Supporting characters play limited roles. Most are dimensionless and indistinct, or are gestured at through crude descriptions. Many characters are added throughout, but the text is short on physical descriptions and names. Conversations in which voices are unique are often so because of ethnically insensitive word choices. Characters’ actions and deaths have little dramatic effect, even when they factor into the direction of the story.

The book’s many settings include Europe, the US, and the Amazon, each captured through brief descriptions that impart information, such as that there are 400 Amazonian tribes, all with their own languages. Social habits are also noted through short, broad descriptions of people’s daily lives, including Amazonian people hunting and gathering medicinal plants. Tribes’ individual identities are not established, though protecting Amazonian people is an important theme in the story. Beet’s concern reads as insincere, not only because he has already benefited from the rainforest’s plants. Preservation themes are delivered in a rush, through a convoluted diatribe at the end of the book.

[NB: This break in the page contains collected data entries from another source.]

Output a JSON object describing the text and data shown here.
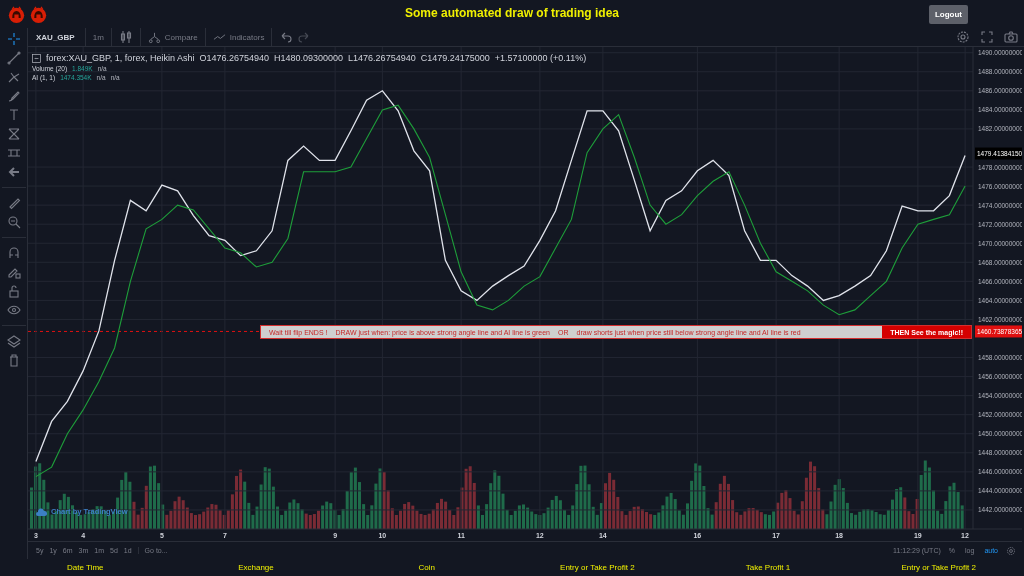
{
  "header": {
    "title": "Some automated draw of trading idea",
    "logout": "Logout"
  },
  "toolbar": {
    "symbol": "XAU_GBP",
    "interval": "1m",
    "compare": "Compare",
    "indicators": "Indicators"
  },
  "legend": {
    "title": "forex:XAU_GBP, 1, forex, Heikin Ashi",
    "ohlc": [
      {
        "label": "O",
        "value": "1476.26754940"
      },
      {
        "label": "H",
        "value": "1480.09300000"
      },
      {
        "label": "L",
        "value": "1476.26754940"
      },
      {
        "label": "C",
        "value": "1479.24175000"
      }
    ],
    "change": "+1.57100000 (+0.11%)"
  },
  "studies": [
    {
      "name": "Volume (20)",
      "values": [
        "1.849K",
        "n/a"
      ]
    },
    {
      "name": "AI (1, 1)",
      "values": [
        "1474.354K",
        "n/a",
        "n/a"
      ]
    }
  ],
  "drawing_note": {
    "texts": [
      "Wait till flip ENDS  !",
      "DRAW just when:  price is above strong angle line and AI line is green",
      "OR",
      "draw shorts just when price still below strong angle line and AI line is red"
    ],
    "callout": "THEN See the magic!!"
  },
  "chart_data": {
    "type": "line",
    "categories": [
      "3",
      null,
      null,
      "4",
      null,
      null,
      null,
      null,
      "5",
      null,
      null,
      null,
      "7",
      null,
      null,
      null,
      null,
      null,
      null,
      "9",
      null,
      null,
      "10",
      null,
      null,
      null,
      null,
      "11",
      null,
      null,
      null,
      null,
      "12",
      null,
      null,
      null,
      "14",
      null,
      null,
      null,
      null,
      null,
      "16",
      null,
      null,
      null,
      null,
      "17",
      null,
      null,
      null,
      "18",
      null,
      null,
      null,
      null,
      "19",
      null,
      null,
      "12"
    ],
    "series": [
      {
        "color": "#e0e3eb",
        "values": [
          1447.1,
          1451.3,
          1453.4,
          1456.6,
          1460.8,
          1468.2,
          1474.5,
          1473.4,
          1476.1,
          1475.5,
          1472.9,
          1470.8,
          1470.3,
          1468.7,
          1469.2,
          1471.3,
          1478.7,
          1480.2,
          1478.7,
          1478.7,
          1481.8,
          1485.0,
          1486.0,
          1483.9,
          1479.7,
          1477.6,
          1468.2,
          1465.0,
          1464.0,
          1465.5,
          1466.6,
          1467.6,
          1470.3,
          1473.4,
          1478.7,
          1483.9,
          1483.9,
          1481.8,
          1476.6,
          1471.3,
          1474.5,
          1475.5,
          1477.6,
          1478.7,
          1477.1,
          1471.3,
          1468.2,
          1468.2,
          1466.6,
          1465.5,
          1464.0,
          1464.5,
          1465.5,
          1466.6,
          1469.2,
          1473.9,
          1473.4,
          1473.4,
          1475.0,
          1479.2
        ]
      },
      {
        "color": "#1e9e3a",
        "values": [
          1445.5,
          1446.5,
          1450.0,
          1452.5,
          1455.5,
          1459.0,
          1466.0,
          1471.5,
          1472.5,
          1474.0,
          1473.5,
          1471.5,
          1469.5,
          1469.0,
          1467.5,
          1468.0,
          1470.5,
          1477.5,
          1477.5,
          1477.5,
          1478.0,
          1481.0,
          1484.0,
          1484.5,
          1482.0,
          1479.0,
          1473.0,
          1467.0,
          1463.5,
          1463.0,
          1464.0,
          1465.5,
          1466.5,
          1469.5,
          1472.5,
          1479.5,
          1482.0,
          1483.5,
          1479.0,
          1474.0,
          1472.0,
          1473.0,
          1475.0,
          1476.5,
          1477.5,
          1474.0,
          1470.0,
          1467.0,
          1466.0,
          1465.0,
          1463.5,
          1462.5,
          1463.0,
          1464.5,
          1466.0,
          1469.5,
          1472.0,
          1472.5,
          1473.0,
          1476.0
        ]
      }
    ],
    "ylim": [
      1440,
      1490.6
    ],
    "grid": true,
    "yticks": [
      {
        "value": 1442,
        "label": "1442.00000000"
      },
      {
        "value": 1444,
        "label": "1444.00000000"
      },
      {
        "value": 1446,
        "label": "1446.00000000"
      },
      {
        "value": 1448,
        "label": "1448.00000000"
      },
      {
        "value": 1450,
        "label": "1450.00000000"
      },
      {
        "value": 1452,
        "label": "1452.00000000"
      },
      {
        "value": 1454,
        "label": "1454.00000000"
      },
      {
        "value": 1456,
        "label": "1456.00000000"
      },
      {
        "value": 1458,
        "label": "1458.00000000"
      },
      {
        "value": 1462,
        "label": "1462.00000000"
      },
      {
        "value": 1464,
        "label": "1464.00000000"
      },
      {
        "value": 1466,
        "label": "1466.00000000"
      },
      {
        "value": 1468,
        "label": "1468.00000000"
      },
      {
        "value": 1470,
        "label": "1470.00000000"
      },
      {
        "value": 1472,
        "label": "1472.00000000"
      },
      {
        "value": 1474,
        "label": "1474.00000000"
      },
      {
        "value": 1476,
        "label": "1476.00000000"
      },
      {
        "value": 1478,
        "label": "1478.00000000"
      },
      {
        "value": 1482,
        "label": "1482.00000000"
      },
      {
        "value": 1484,
        "label": "1484.00000000"
      },
      {
        "value": 1486,
        "label": "1486.00000000"
      },
      {
        "value": 1488,
        "label": "1488.00000000"
      },
      {
        "value": 1490,
        "label": "1490.00000000"
      }
    ]
  },
  "price_axis": {
    "last_price": "1479.41384150",
    "drawing_price": "1460.73878365"
  },
  "attribution": "Chart by TradingView",
  "bottom_bar": {
    "ranges": [
      "5y",
      "1y",
      "6m",
      "3m",
      "1m",
      "5d",
      "1d"
    ],
    "goto": "Go to...",
    "time": "11:12:29 (UTC)",
    "scale_options": [
      {
        "label": "%",
        "selected": false
      },
      {
        "label": "log",
        "selected": false
      },
      {
        "label": "auto",
        "selected": true
      }
    ]
  },
  "footer": [
    "Date Time",
    "Exchange",
    "Coin",
    "Entry or Take Profit 2",
    "Take Profit 1",
    "Entry or Take Profit 2"
  ]
}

The story takes a dramatic turn midway through, shifting from Beet’s hospital escape to Amazon adventures. Characters and plot lines from the beginning of the book are not integrated well enough into the rest of the story. The legal scrutiny of Beet’s escape provides conflict early on, but this thread is abandoned; the narrative becomes repetitive as various countries try and fail to find the sacred herbs, and the work is soon predictable. Transitions are confusing due to haphazard punctuation. The book’s resolutions are rushed, unsatisfying, and inconsistent with the rest of the story.

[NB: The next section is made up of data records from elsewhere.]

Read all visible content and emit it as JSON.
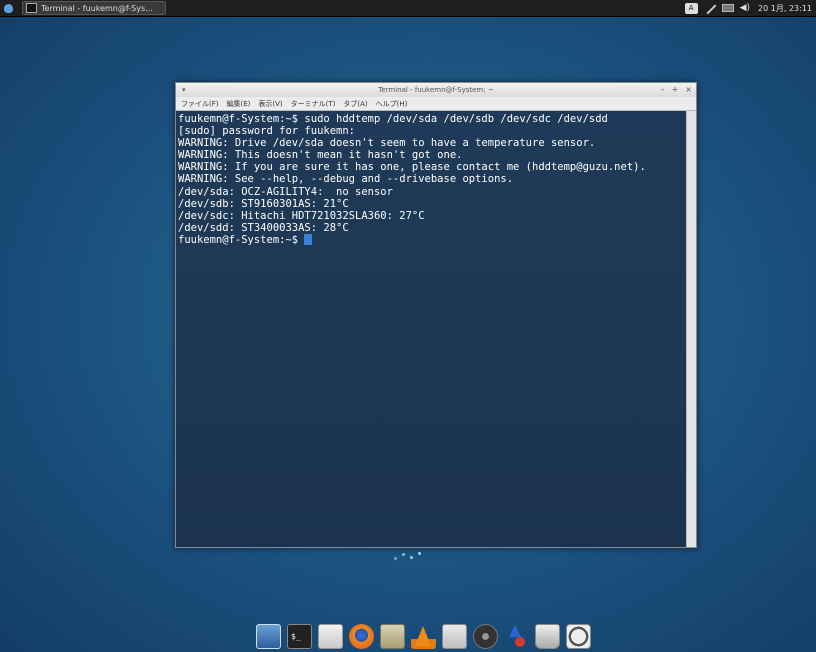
{
  "panel": {
    "task_title": "Terminal - fuukemn@f-Sys...",
    "keyboard_indicator": "A",
    "clock": "20 1月, 23:11",
    "volume_glyph": "◀)"
  },
  "window": {
    "title": "Terminal - fuukemn@f-System: ~",
    "menu": [
      "ファイル(F)",
      "編集(E)",
      "表示(V)",
      "ターミナル(T)",
      "タブ(A)",
      "ヘルプ(H)"
    ]
  },
  "terminal": {
    "lines": [
      "fuukemn@f-System:~$ sudo hddtemp /dev/sda /dev/sdb /dev/sdc /dev/sdd",
      "[sudo] password for fuukemn:",
      "WARNING: Drive /dev/sda doesn't seem to have a temperature sensor.",
      "WARNING: This doesn't mean it hasn't got one.",
      "WARNING: If you are sure it has one, please contact me (hddtemp@guzu.net).",
      "WARNING: See --help, --debug and --drivebase options.",
      "/dev/sda: OCZ-AGILITY4:  no sensor",
      "/dev/sdb: ST9160301AS: 21°C",
      "/dev/sdc: Hitachi HDT721032SLA360: 27°C",
      "/dev/sdd: ST3400033AS: 28°C"
    ],
    "prompt": "fuukemn@f-System:~$ "
  },
  "dock": {
    "items": [
      {
        "id": "show-desktop",
        "icon": "desktop-icon"
      },
      {
        "id": "terminal",
        "icon": "terminal-icon",
        "glyph": "$_"
      },
      {
        "id": "file-manager",
        "icon": "file-manager-icon"
      },
      {
        "id": "firefox",
        "icon": "firefox-icon"
      },
      {
        "id": "mail",
        "icon": "mail-icon"
      },
      {
        "id": "vlc",
        "icon": "vlc-icon"
      },
      {
        "id": "mixer",
        "icon": "mixer-icon"
      },
      {
        "id": "disc",
        "icon": "disc-icon"
      },
      {
        "id": "updates",
        "icon": "arrows-icon"
      },
      {
        "id": "trash",
        "icon": "trash-icon"
      },
      {
        "id": "power",
        "icon": "power-icon"
      }
    ]
  }
}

The Life Giving Plant is an adventure novel in which the ethical implications of humanity’s quest for money and immortality take center stage.

Reviewed by Delia Stanley

Disclosure: This article is not an endorsement, but a review. The author of this book provided free copies of the book and paid a small fee to have their book reviewed by a professional reviewer. Foreword Reviews and Clarion Reviews make no guarantee that the author will receive a positive review. Foreword Magazine, Inc. is disclosing this in accordance with the Federal Trade Commission’s 16 CFR, Part 255.